Temps de lecture estimé : 10 mn
 
 
 
Le calendrier républicain n’avait jamais été adopté en France universellement : il en résultait une double manière de diviser l’année. Aussi avait-on commencé par abolir les décades, et par leur substituer la semaine, petite période indépendante des mois et des années.

En date du 22 fructidor an XIII (9 septembre 1805), le sénatus-consulte sur le rétablissement du calendrier grégorien porte que « Napoléon, par la grâce de Dieu et les Constitutions de la République, Empereur des Français, à tous présents et à venir, salut.

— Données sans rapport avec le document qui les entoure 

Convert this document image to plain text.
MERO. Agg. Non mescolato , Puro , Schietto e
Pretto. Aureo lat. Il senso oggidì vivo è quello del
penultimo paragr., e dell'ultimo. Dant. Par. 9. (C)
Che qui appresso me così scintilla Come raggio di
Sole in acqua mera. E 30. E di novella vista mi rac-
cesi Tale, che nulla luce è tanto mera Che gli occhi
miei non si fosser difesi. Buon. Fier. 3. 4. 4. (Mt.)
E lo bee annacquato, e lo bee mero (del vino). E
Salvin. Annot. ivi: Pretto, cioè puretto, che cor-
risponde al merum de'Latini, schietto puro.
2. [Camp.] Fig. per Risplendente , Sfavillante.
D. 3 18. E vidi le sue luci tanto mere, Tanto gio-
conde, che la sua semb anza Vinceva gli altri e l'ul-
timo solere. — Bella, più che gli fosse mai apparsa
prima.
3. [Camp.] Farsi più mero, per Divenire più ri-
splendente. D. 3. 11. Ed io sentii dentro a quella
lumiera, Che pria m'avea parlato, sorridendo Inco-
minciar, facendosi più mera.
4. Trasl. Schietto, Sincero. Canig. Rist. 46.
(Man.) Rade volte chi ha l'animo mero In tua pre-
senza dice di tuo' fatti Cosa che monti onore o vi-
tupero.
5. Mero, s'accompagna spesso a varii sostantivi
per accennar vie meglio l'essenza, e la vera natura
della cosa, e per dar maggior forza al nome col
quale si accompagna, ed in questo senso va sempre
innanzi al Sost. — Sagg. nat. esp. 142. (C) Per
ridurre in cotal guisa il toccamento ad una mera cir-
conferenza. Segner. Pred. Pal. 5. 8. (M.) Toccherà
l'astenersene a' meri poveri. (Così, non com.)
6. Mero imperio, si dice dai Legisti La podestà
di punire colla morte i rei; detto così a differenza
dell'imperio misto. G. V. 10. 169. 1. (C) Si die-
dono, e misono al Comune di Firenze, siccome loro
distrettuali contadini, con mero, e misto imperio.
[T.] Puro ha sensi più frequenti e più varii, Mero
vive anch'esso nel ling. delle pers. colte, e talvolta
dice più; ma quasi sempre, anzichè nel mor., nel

« Le Sénat, après avoir entendu les orateurs du Conseil d’État, a décrété et nous ordonnons ce qui suit :

« Le Sénat conservateur, réuni au nombre de membres prescrit par l’article XC de l’acte des constitutions du 22 frimaire an VIII ;

« Vu le projet de sénatus-consulte, rédigé en la forme prescrite par l’article LVII de l’acte des constitutions du 16 thermidor an X ;

« Après avoir entendu, sur les motifs dudit projet, les orateurs du gouvernement, et le rapport de la commission spéciale nommée dans la séance du 15 de ce mois, décrète ce qui suit :

« Art. Ier. À compter du 11 nivôse prochain, premier janvier 1806, le Calendrier grégorien sera mis en usage dans tout l’Empire français.

« II. Le présent sénatus-consulte sera transmis par un message à Sa Majesté Impériale.

« Les président et secrétaires, signé François (de Neufchâteau) président ; Colaud, Porcher, secrétaires. Vu et scellé, le chancelier du Sénat, signé Laplace.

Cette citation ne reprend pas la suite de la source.